SUCH was the relationship of the Wades when one morning the mail brought them a letter from Sharon, Illinois. Rose wrote that she was miserably unhappy with her step-mother. Could she live with them until she found a job? She had been to business college and was a dandy stenographer. Maybe Uncle Martin could help her get located in Fallon.

“Of course I will, if she's got her head set on working,” was his comment. “I'll telegraph her to come right along. Might as well wire the fare, too, while I'm about it and tell her to let us know exactly when she can get here.”

Mrs. Wade looked up quickly at this unusual generosity, yet she was, she realized, more startled than surprised. For had not little Rose been the one creature Martin had loved and to whom he had enjoyed giving pleasure? It had been charming—the response of the big, aloof man to the merry child of seven, but that child was now a woman, and, in all probability, a beautiful one. Wasn't there danger of far more complicated emotions which might prove even uprooting in their consequences? Mrs. Wade blushed. Really, she chided herself sternly, she wouldn't have believed she could be such an old goose—going out of her way to borrow trouble. If her husband was moved to be hospitable, she ought to be wholly glad, not petty enough to resent it. She would put such thoughts out of her mind, indeed she would, and welcome Rose as she would have wanted Norah to have welcomed Bill, had the circumstances been reversed. It would be lovely to have the girl about—she would be so much company, and the atmosphere of light-hearted youth which she would bring with her would be just what Billy needed. By the time Rose's answer came, saying she would arrive in two weeks, her aunt was genuinely enthusiastic.

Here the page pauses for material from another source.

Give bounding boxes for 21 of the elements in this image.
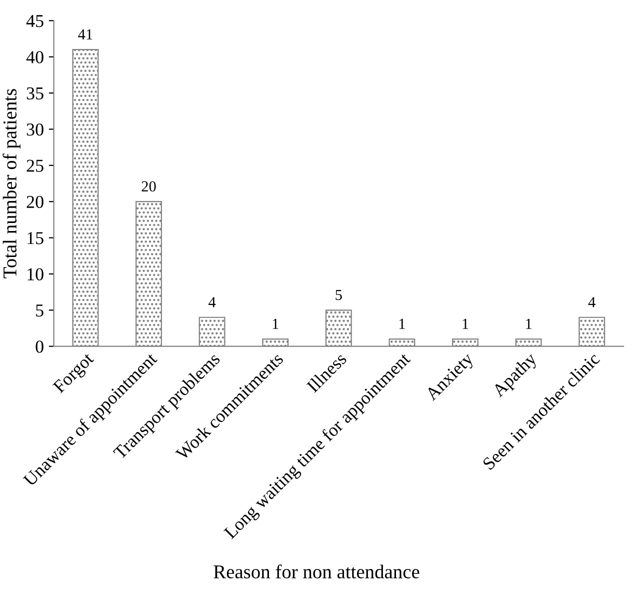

“I wonder,” said Martin, “if we could build on an extra room by then. If she's going to make this her home, she can't be crowded as if she was just here for a short visit. I'll hunt up Fletcher this afternoon.”

Mrs. Wade's lips shut tight, as she grappled with an altogether new kind of jealousy. To think that Martin should delight in giving to an outsider a pleasure he had persistently denied his own son. How often had she pleaded: “It's a shame to make Billy sleep in the parlor! A boy ought to have one spot to himself where he can keep his own little treasures.” But always she had been met with a plausible excuse or a direct refusal. “I suppose I ought to be thankful someone can strike an unselfish chord in him,” she thought, wearily.

“You'll have to get some furniture,” Martin continued placidly. “Mahogany's the thing nowadays.”

“It's fearfully expensive,” she murmured.

“Oh, I don't know. Might as well get something good while we're buying. And while you're at it, pick out some of those curtains that have flowers and birds on 'em and a pretty rug or two. I'll have Fletcher put down hard oak flooring; and I guess it won't make much more of a mess if we go ahead and connect up the house with the rest of the Delco system.”

“It's about time,” put in Bill, who had been listening round-eyed, until now actually more than half believing his father to be in cynical jest. “We're known all over the county as the place that has electric lights in the barns and lamps in the house.”

“It hasn't been convenient to do it before,” was the crisp answer.